Cotton’s analysis exposes the spectacular failure of the globalist experiment that dominated Washington thinking from Bush Sr. through Obama. While D.C. elites celebrated “interdependence” and “comparative advantage” at think tank conferences, China was methodically capturing entire industries through intellectual property theft, currency manipulation, and state-subsidized dumping. American manufacturing workers paid the price, watching their factories close while corporate executives collected bonuses for moving production to Chinese facilities.

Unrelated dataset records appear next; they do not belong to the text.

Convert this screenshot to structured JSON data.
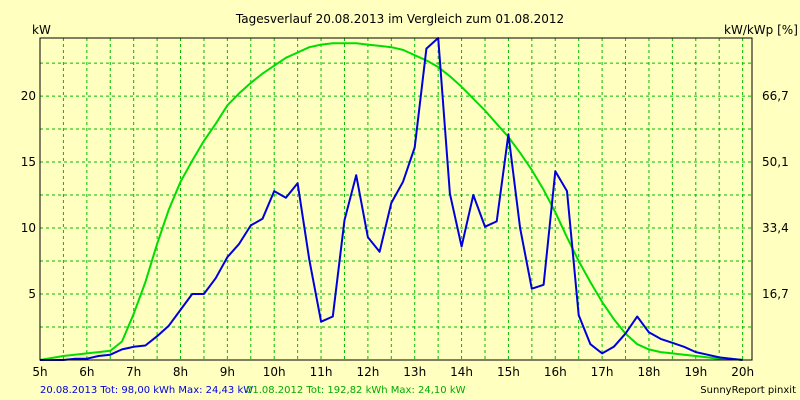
{
  "title": "Tagesverlauf 20.08.2013 im Vergleich zum 01.08.2012",
  "left_unit": "kW",
  "right_unit": "kW/kWp [%]",
  "footer": {
    "series1_text": "20.08.2013 Tot: 98,00 kWh Max: 24,43 kW",
    "series2_text": "01.08.2012 Tot: 192,82 kWh Max: 24,10 kW",
    "brand": "SunnyReport pinxit"
  },
  "chart_data": {
    "type": "line",
    "title": "Tagesverlauf 20.08.2013 im Vergleich zum 01.08.2012",
    "ylabel": "kW",
    "y2label": "kW/kWp [%]",
    "xlim": [
      5,
      20.2
    ],
    "ylim": [
      0,
      24.4
    ],
    "x_ticks": [
      5,
      6,
      7,
      8,
      9,
      10,
      11,
      12,
      13,
      14,
      15,
      16,
      17,
      18,
      19,
      20
    ],
    "x_tick_labels": [
      "5h",
      "6h",
      "7h",
      "8h",
      "9h",
      "10h",
      "11h",
      "12h",
      "13h",
      "14h",
      "15h",
      "16h",
      "17h",
      "18h",
      "19h",
      "20h"
    ],
    "y_ticks": [
      5,
      10,
      15,
      20
    ],
    "y_tick_labels": [
      "5",
      "10",
      "15",
      "20"
    ],
    "y2_ticks": [
      16.7,
      33.4,
      50.1,
      66.7
    ],
    "y2_tick_labels": [
      "16,7",
      "33,4",
      "50,1",
      "66,7"
    ],
    "y2_per_y": 3.336,
    "grid": true,
    "series": [
      {
        "name": "20.08.2013",
        "color": "#0000DD",
        "x": [
          5.0,
          5.5,
          5.75,
          6.0,
          6.25,
          6.5,
          6.75,
          7.0,
          7.25,
          7.5,
          7.75,
          8.0,
          8.25,
          8.5,
          8.75,
          9.0,
          9.25,
          9.5,
          9.75,
          10.0,
          10.25,
          10.5,
          10.75,
          11.0,
          11.25,
          11.5,
          11.75,
          12.0,
          12.25,
          12.5,
          12.75,
          13.0,
          13.25,
          13.5,
          13.75,
          14.0,
          14.25,
          14.5,
          14.75,
          15.0,
          15.25,
          15.5,
          15.75,
          16.0,
          16.25,
          16.5,
          16.75,
          17.0,
          17.25,
          17.5,
          17.75,
          18.0,
          18.25,
          18.5,
          18.75,
          19.0,
          19.25,
          19.5,
          19.75,
          20.0
        ],
        "y": [
          0.0,
          0.0,
          0.1,
          0.1,
          0.3,
          0.4,
          0.8,
          1.0,
          1.1,
          1.8,
          2.6,
          3.8,
          5.0,
          5.0,
          6.2,
          7.8,
          8.8,
          10.2,
          10.7,
          12.8,
          12.3,
          13.4,
          7.6,
          2.9,
          3.3,
          10.6,
          14.0,
          9.3,
          8.2,
          11.9,
          13.5,
          16.1,
          23.6,
          24.4,
          12.6,
          8.6,
          12.5,
          10.1,
          10.5,
          17.1,
          10.0,
          5.4,
          5.7,
          14.3,
          12.8,
          3.4,
          1.2,
          0.5,
          1.0,
          2.0,
          3.3,
          2.1,
          1.6,
          1.3,
          1.0,
          0.6,
          0.4,
          0.2,
          0.1,
          0.0
        ]
      },
      {
        "name": "01.08.2012",
        "color": "#00DD00",
        "x": [
          5.0,
          5.5,
          6.0,
          6.25,
          6.5,
          6.75,
          7.0,
          7.25,
          7.5,
          7.75,
          8.0,
          8.25,
          8.5,
          8.75,
          9.0,
          9.25,
          9.5,
          9.75,
          10.0,
          10.25,
          10.5,
          10.75,
          11.0,
          11.25,
          11.5,
          11.75,
          12.0,
          12.25,
          12.5,
          12.75,
          13.0,
          13.25,
          13.5,
          13.75,
          14.0,
          14.25,
          14.5,
          14.75,
          15.0,
          15.25,
          15.5,
          15.75,
          16.0,
          16.25,
          16.5,
          16.75,
          17.0,
          17.25,
          17.5,
          17.75,
          18.0,
          18.25,
          18.5,
          18.75,
          19.0,
          19.25,
          19.5,
          19.75,
          20.0
        ],
        "y": [
          0.0,
          0.3,
          0.5,
          0.6,
          0.7,
          1.4,
          3.5,
          5.9,
          8.8,
          11.4,
          13.5,
          15.1,
          16.6,
          17.9,
          19.3,
          20.2,
          21.0,
          21.7,
          22.3,
          22.9,
          23.3,
          23.7,
          23.9,
          24.0,
          24.0,
          24.0,
          23.9,
          23.8,
          23.7,
          23.5,
          23.1,
          22.7,
          22.2,
          21.5,
          20.7,
          19.8,
          18.9,
          17.9,
          16.9,
          15.7,
          14.4,
          12.9,
          11.2,
          9.3,
          7.5,
          5.9,
          4.4,
          3.1,
          2.0,
          1.2,
          0.8,
          0.6,
          0.5,
          0.4,
          0.3,
          0.2,
          0.1,
          0.1,
          0.0
        ]
      }
    ]
  }
}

The Arkansas senator’s focus on pharmaceutical manufacturing reveals just how dangerous this dependency has become. During COVID-19, Americans discovered that the “global supply chain” their leaders praised was actually a house of cards controlled by a hostile foreign power. When China briefly threatened to cut off medical supplies in 2020, it exposed the national security catastrophe that decades of bipartisan trade policy had created.
But Cotton’s remarks signal something more significant than just criticism—they preview the comprehensive economic sovereignty strategy that Trump is preparing to unleash. The former president’s emphasis on rare earth elements and critical minerals represents a sophisticated understanding that true national independence requires control over the resources that power modern technology and defense systems.

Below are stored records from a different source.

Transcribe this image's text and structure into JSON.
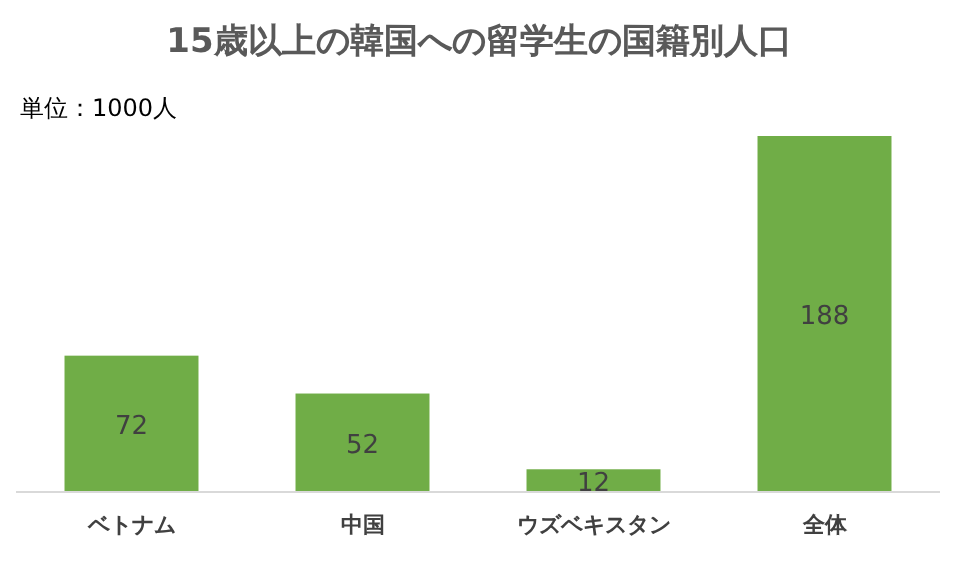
{
  "chart_data": {
    "type": "bar",
    "title": "15歳以上の韓国への留学生の国籍別人口",
    "annotations": [
      "単位：1000人"
    ],
    "categories": [
      "ベトナム",
      "中国",
      "ウズベキスタン",
      "全体"
    ],
    "values": [
      72,
      52,
      12,
      188
    ],
    "color": "#70ad47",
    "data_labels": true
  }
}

This approach reflects the constitutional framework our founders envisioned when they granted Congress explicit power to regulate foreign commerce in Article I, Section 8. That authority wasn’t meant to enrich multinational corporations or please international bureaucrats—it was designed to protect American workers and ensure national security. For too long, Washington has abdicated this responsibility to unelected trade officials who prioritized abstract economic theories over concrete American interests.
The intellectual property theft that Cotton highlighted represents perhaps the most brazen aspect of China’s economic assault. Rather than investing in genuine research and development, Beijing built entire industries by stealing American innovations and then using state subsidies to undercut the very companies they robbed. It’s a strategy that would make 19th-century pirates blush, yet previous administrations treated it as an acceptable cost of “engagement.”
Trump’s willingness to confront this systematic cheating represents a fundamental shift from the accommodation policies that both parties embraced for decades. While establishment figures wrung their hands about “trade wars” and “disrupting relationships,” Trump understood that America was already in an economic war—we just weren’t fighting back.
The path forward requires more than tough rhetoric. Cotton’s pharmaceutical reshoring legislation and Trump’s critical minerals strategy point toward the kind of comprehensive industrial policy that built American prosperity in the first place. This means incentivizing domestic production, securing supply chains for essential goods, and ensuring that American innovation benefits American workers rather than foreign competitors.
Patriots should watch for concrete deliverables in any future Trump-Xi negotiations: binding commitments to return pharmaceutical manufacturing, guaranteed access to rare earth elements, and enforceable intellectual property protections. The era of trusting Beijing’s promises while American communities hollow out is over.
Senator Cotton has provided the roadmap for economic independence. Now it’s time for America to reclaim what globalist policies gave away.